At Castle Black, Samwell has been a great, loquacious, bumbling sidekick to Jon Snow, but he’s actually come into his own. Stannis offers to make Jon the official heir to Winterfell, but Jon doesn’t object when Sam nominates Jon as a candidate for Lord Commander of the Night’s Watch. And Sam’s a great campaign manager, extolling Jon’s praises and roundly mocking a skeptical Janos Slynt. Jon’s annoyingly silent — come on, if you want the job, at least say so — and the election comes down to one vote, which Maester Aemon casts for Jon.


The episode begins with Arya effectively alone as she arrives at Braavos, although her sea captain pal points out the sights, like the Titan statue that seems to have an uncomfortably wide stance. He drops her off at the House of Black and White, clubhouse for the supercool killers called the Faceless Men. Arya knocks but gets turned away by the doorman. “I crossed the Narrow Sea! I have nowhere else to go!” she protests. “You have everywhere else to go,” he says, sending her away like more successful version of doorman in Wizard of Oz.

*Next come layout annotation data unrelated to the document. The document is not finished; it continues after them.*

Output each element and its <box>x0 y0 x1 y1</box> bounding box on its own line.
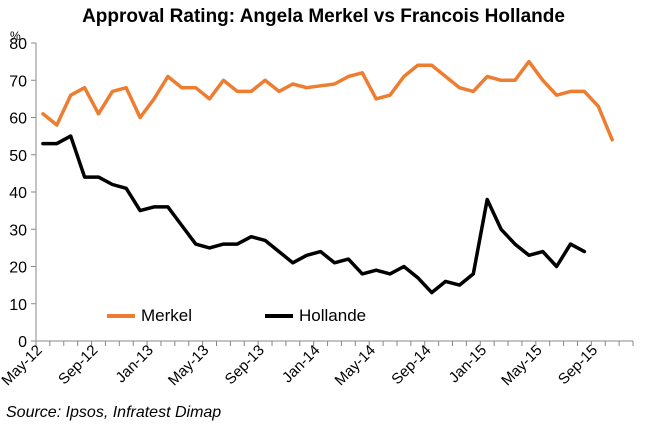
y-tick-label: 60 <box>9 111 27 128</box>
legend-label-merkel: Merkel <box>141 306 193 325</box>
y-tick-label: 40 <box>9 185 27 202</box>
series-lines <box>41 59 614 295</box>
x-axis-ticks: May-12 Sep-12 Jan-13 May-13 Sep-13 Jan-14 May-… <box>0 341 634 389</box>
y-tick-label: 10 <box>9 297 27 314</box>
x-tick-label: Sep-12 <box>55 342 101 388</box>
x-tick-label: Sep-13 <box>222 342 268 388</box>
x-tick-label: May-13 <box>165 342 212 389</box>
x-tick-label: Jan-13 <box>112 342 156 386</box>
series-line-hollande <box>41 134 587 295</box>
y-unit-label: % <box>10 29 21 43</box>
source-note: Source: Ipsos, Infratest Dimap <box>6 404 222 421</box>
legend-item-merkel: Merkel <box>107 306 192 326</box>
chart-title: Approval Rating: Angela Merkel vs Franco… <box>82 6 565 27</box>
y-tick-label: 70 <box>9 73 27 90</box>
x-tick-label: Sep-15 <box>555 342 601 388</box>
x-tick-label: Jan-15 <box>446 342 490 386</box>
y-tick-label: 80 <box>9 36 27 53</box>
x-tick-label: Sep-14 <box>388 342 434 388</box>
y-tick-label: 20 <box>9 260 27 277</box>
series-line-merkel <box>41 59 614 142</box>
y-axis-ticks: 0 10 20 30 40 50 60 70 80 <box>9 36 36 351</box>
x-tick-label: May-14 <box>332 342 379 389</box>
x-tick-label: Jan-14 <box>279 342 323 386</box>
legend-item-hollande: Hollande <box>265 306 366 326</box>
y-tick-label: 50 <box>9 148 27 165</box>
legend-swatch-hollande <box>265 314 293 318</box>
x-tick-label: May-15 <box>498 342 545 389</box>
legend-label-hollande: Hollande <box>299 306 367 325</box>
y-tick-label: 30 <box>9 222 27 239</box>
legend-swatch-merkel <box>107 314 135 318</box>
y-tick-label: 0 <box>18 334 27 351</box>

Arya doesn’t run along though, but hangs outside, reciting her mantra of revenge. I get the sense that Arya doesn’t want to just kill her enemies, but find independence, which is why she rejected Brienne last season. She wants to be in a position of power and self-reliance, and the Faceless Men, as far as she can tell, offer the best opportunity for her to find it. And when some young bullies threaten to take Needle away, the doorman shows up, welcomes her — and reveals himself to be Jaquen H’ghar, Arya’s assassin buddy. Finally, Arya’s found a friend — or is he?


Notes


Offstage this week: Theon


I wish the Dornish snake-in-a-box message had been one of those jars of peanut brittle with the springs that pop out.


As much as I like Bronn (who doesn’t?), teaming one-handed Jamie with the former sellsword eliminates a great dynamic from the books. In A Feast for Crows, Jamie secretly trains with Ilyn Payne, King’s Landing’s tongueless executioner.


Best transition: Tyrion, hearing the news that Cersei’s offering a fortune for his head: “Will they kill every dwarf in the world?” Cut to some other dwarf’s head placed on Qyburn’s table for the reward.


Stannis’s grayscale-suffering daughter Shireen Baratheon (Kerry Ingram) may be the sweetest character in the show. The way she taught Davos and now teaches Gilly to read makes her like a one-girl literacy program. I hope nothing terrible happens to her — maybe she’ll be the one to end up on the Iron Throne when the series is over. It’s bound to be the last person you expect.